Однажды летом пришлось совершить три молебна. Зимой не было снега, а за весну и лето с неба не упало ни капельки дождя. Третий молебен происходил в конце июля, но все были обуты в царвули, потому что земля горела, босиком ходить было невозможно. На площади снова накрыли трапезу с курбаном, а старики принесли на этот раз вино и ракию. Поп помахал над трапезой кадилом, благословил ее несколькими словами и сел. Все перекрестились и принялись хватать горячие куски мяса и потеть, а старики смиренно и богобоязненно потянулись к бутылкам.
Наконец, когда курбан был съеден, а бутылки осушены, старики начали молча вставать из-за стола и становиться в хоро. Танцевать хоро на молебне — большое кощунство перед богом и святыми. Они владеют кранами от небесных источников и, если они увидят веселящихся людей, не поверят, что люди хотят пить, и не пошлют им дождь. Черти же владеют затычками от бочек с вином и ракией, и они не только не так честолюбивы, как святые, но и щедры к людям в бедах. Для того чтобы угодить и тем и другим, старики не позвали музыкантов и певцов, а взялись за пояса друг друга и медленно закачались перед народом, тихонечко дудя себе губами: «Ду, ду, ду-у-у-у…» Пятьдесят стариков, построенных по росту, одетых в черное, с мрачными и потными лицами, с блестящими глазами. Они ударяют твердыми ногами горящую землю и сами себе дудят под сурдинку. Тодю, слабоумный, тоже хотел принять участие в хоро с деревянным крестом в руке, но, когда добрался до середины круга, подогнул колени и упал в эпилептическом припадке. Все село сидело у пустой уже трапезы и смотрело с молчаливым укором, отчаянием и грустью то на старцев, то на слабоумного, и никто не проронил ни слова, и никто не встал, чтобы помочь эпилептику, который корчился в пыли с пеной на губах и прижимал к груди деревянный крест.

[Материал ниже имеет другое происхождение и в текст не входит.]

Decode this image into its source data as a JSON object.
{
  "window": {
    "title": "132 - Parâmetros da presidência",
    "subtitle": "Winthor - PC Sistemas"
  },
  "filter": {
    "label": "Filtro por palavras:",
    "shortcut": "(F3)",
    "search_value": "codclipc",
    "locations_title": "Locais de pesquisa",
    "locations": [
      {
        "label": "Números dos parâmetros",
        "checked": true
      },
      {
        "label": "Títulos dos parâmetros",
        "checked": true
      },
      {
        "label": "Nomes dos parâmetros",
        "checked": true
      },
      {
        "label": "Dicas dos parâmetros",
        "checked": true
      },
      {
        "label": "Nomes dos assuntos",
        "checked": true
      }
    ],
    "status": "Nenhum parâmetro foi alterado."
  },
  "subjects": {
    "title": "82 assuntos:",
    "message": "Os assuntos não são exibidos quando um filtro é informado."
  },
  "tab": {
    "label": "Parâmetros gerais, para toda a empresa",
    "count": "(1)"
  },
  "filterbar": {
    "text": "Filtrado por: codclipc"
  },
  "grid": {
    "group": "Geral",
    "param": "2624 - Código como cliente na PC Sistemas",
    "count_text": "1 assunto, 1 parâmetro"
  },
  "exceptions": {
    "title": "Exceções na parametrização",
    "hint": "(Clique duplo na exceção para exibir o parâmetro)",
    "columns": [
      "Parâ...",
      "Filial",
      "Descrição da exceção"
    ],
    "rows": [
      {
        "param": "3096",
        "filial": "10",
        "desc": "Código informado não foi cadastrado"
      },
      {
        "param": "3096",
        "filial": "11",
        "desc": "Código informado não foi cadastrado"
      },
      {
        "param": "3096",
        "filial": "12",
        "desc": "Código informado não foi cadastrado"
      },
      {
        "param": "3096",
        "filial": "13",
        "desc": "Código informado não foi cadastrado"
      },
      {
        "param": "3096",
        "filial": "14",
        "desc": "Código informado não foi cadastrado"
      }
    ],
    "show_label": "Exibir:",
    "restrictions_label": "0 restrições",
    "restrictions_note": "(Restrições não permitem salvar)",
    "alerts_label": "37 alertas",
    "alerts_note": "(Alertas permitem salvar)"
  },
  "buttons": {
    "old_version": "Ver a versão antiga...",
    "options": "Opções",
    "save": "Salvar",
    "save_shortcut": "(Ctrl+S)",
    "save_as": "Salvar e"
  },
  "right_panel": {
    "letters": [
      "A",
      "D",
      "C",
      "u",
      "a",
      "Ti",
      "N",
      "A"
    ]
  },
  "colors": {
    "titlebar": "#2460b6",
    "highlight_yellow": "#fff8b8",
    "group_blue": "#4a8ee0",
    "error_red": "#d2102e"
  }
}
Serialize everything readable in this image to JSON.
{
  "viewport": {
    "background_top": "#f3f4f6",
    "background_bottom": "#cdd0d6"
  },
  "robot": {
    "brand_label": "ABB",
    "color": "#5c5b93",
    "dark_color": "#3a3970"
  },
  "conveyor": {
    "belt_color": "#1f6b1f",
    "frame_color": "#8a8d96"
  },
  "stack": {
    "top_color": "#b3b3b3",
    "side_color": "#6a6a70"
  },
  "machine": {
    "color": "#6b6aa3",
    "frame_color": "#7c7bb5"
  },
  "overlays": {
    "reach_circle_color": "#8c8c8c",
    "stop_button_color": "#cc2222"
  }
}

Это хоро, черное и страшное, — одно из самых ярких воспоминаний моего детства, и я всегда пытался понять его смысл. Сейчас я думаю, что это была драма бессилия и надежды, мольбы и первобытного гнева по отношению к богу и природе.
Аисты
Гнездо на старой ветле уже ждет их. Ждет кошка — пора ей лезть на крышу, чтобы оттуда бросаться на воробьев. Ждет собака, чтобы распластаться на припеке посреди двора. Ждет крапива, чтобы в одну ночь прорасти у плетня. Ждет прапрадедушка — ему пора прогреть свою кровь. Но больше всех жду их я. В школе на уроках то и дело оборачиваюсь к окну, смотрю в небо, делаю дома уроки — снова смотрю. Как только увижу их, тут же отколю мартеничку[13]
с пальто, подсуну ее под большой камень за сараем, и в ту же минуту наступит весна.